ESAB Knowledge centre
Can I Weld Aluminium to Steel?
Q: Can I weld aluminium to steel with the GMAW or GTAW welding process?
A: While aluminium can be joined to most other metals relatively easily by adhesive bonding or mechanical fastening, special techniques are required if it is to be arc welded to other metals such as steel. Very brittle intermetallic compounds are formed when metals such as steel, copper, magnesium or titanium are directly arc welded to aluminium. To avoid these brittle compounds, some special techniques have been developed to isolate the other metal from the molten aluminium during the arc welding process. The two most common methods of facilitating arc welding of aluminium to steel are bimetallic transition inserts and coating the dissimilar material prior to welding.
Bimetallic Transition Inserts: Bimetallic transition materials are available commercially in combinations of aluminium to such other materials as steel, stainless steel and copper. These inserts are best described as sections of material that are comprised of one part aluminium with another material already bonded to the aluminium. The method used for bonding these dissimilar materials together, and thus forming the bimetallic transition, are usually rolling, explosion welding, friction welding, flash welding or hot pressure welding, and not arc welding. The arc welding of these steel aluminium transition inserts can be performed by the normal arc welding methods such as GMAW or GTAW. One side of the insert is welded steel-to-steel and the other aluminium-to-aluminium. Care should be taken to avoid overheating the inserts during welding, which may cause growth of brittle intermetallic compounds at the steel-aluminium interface of the transition insert. It is good practice to perform the aluminium-to-aluminium weld first. In this way, we can provide a larger heat sink when the steel-to-steel welding is performed and help prevent the steel aluminium interface from overheating. The bimetallic transition insert is a popular method of joining aluminium to steel and is often used for producing welded connections of excellent quality within structural applications. Such applications as attaching aluminium deckhouses to steel decks on ships, for tube sheets in heat exchangers that have aluminium tubing with steel or stainless steel tube sheets, and for producing arc welded joints between aluminium and steel pipe lines.

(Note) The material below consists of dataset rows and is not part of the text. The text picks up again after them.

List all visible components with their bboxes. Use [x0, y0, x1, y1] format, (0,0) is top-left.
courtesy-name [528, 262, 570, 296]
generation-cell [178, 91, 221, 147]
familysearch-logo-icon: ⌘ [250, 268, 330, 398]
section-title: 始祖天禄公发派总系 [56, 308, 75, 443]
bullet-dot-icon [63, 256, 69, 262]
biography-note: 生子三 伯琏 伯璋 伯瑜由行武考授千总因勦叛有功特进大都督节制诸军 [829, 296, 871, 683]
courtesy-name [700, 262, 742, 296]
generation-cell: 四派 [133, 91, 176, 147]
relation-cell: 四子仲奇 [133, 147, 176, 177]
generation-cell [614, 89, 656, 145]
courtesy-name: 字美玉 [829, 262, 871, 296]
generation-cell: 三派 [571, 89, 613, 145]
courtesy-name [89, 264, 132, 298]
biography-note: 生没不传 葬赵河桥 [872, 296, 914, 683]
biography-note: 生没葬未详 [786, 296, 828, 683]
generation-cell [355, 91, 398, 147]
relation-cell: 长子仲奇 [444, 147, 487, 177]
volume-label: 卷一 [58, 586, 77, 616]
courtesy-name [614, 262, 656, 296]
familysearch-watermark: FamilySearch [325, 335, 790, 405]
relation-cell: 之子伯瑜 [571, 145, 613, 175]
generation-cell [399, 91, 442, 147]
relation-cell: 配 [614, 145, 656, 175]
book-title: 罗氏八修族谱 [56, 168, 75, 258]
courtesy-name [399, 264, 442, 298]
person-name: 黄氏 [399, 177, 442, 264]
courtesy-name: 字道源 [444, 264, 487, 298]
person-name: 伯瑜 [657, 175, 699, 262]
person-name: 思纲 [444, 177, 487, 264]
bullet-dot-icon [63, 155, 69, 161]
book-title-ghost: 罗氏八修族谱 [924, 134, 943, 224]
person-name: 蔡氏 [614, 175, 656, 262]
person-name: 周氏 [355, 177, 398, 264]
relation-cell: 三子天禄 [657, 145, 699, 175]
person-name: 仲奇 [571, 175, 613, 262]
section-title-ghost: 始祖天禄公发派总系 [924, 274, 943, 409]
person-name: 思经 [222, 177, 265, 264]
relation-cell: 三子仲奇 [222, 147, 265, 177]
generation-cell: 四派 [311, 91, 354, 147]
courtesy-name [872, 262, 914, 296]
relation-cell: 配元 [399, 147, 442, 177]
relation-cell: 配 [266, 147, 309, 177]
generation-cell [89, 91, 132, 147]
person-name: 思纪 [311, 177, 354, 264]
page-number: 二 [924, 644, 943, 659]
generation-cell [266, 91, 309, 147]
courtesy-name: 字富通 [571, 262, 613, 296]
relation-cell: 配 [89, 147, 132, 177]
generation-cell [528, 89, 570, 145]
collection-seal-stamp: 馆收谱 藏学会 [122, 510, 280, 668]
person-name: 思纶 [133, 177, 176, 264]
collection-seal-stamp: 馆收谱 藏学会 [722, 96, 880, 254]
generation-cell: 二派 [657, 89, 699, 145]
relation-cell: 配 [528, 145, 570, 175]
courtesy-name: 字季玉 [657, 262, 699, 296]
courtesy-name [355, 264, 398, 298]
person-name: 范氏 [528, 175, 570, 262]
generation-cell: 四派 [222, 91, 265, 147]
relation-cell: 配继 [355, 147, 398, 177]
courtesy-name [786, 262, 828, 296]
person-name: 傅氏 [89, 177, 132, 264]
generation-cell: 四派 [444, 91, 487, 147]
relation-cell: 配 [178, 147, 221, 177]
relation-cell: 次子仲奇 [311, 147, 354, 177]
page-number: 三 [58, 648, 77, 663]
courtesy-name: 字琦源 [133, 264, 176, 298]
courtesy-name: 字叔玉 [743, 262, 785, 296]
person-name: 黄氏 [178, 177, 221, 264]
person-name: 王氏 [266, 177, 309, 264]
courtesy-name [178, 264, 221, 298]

Coating The Dissimilar Material Prior To Welding: A coating can be applied to steel to facilitate its arc welding to aluminium. One method is to coat the steel with aluminium. This is sometimes achieved by dip coating (hot dip aluminising), or brazing the aluminium to the surface of the steel. Once coated, the steel member can be arc welded to the aluminium member, if care is taken to prevent the arc from impinging on the steel. A technique must be used during welding to direct the arc onto the aluminium member and allow the molten aluminium from the weld pool to flow onto the aluminium coated steel. Another method of joining aluminium to steel involves coating the steel surface with silver solder. The joint is then welded using aluminium filler alloy, taking care not to burn through the barrier layer of silver solder. Neither of these coating type joint methods are typically depended upon for full mechanical strength and are usually used for sealing purposes only.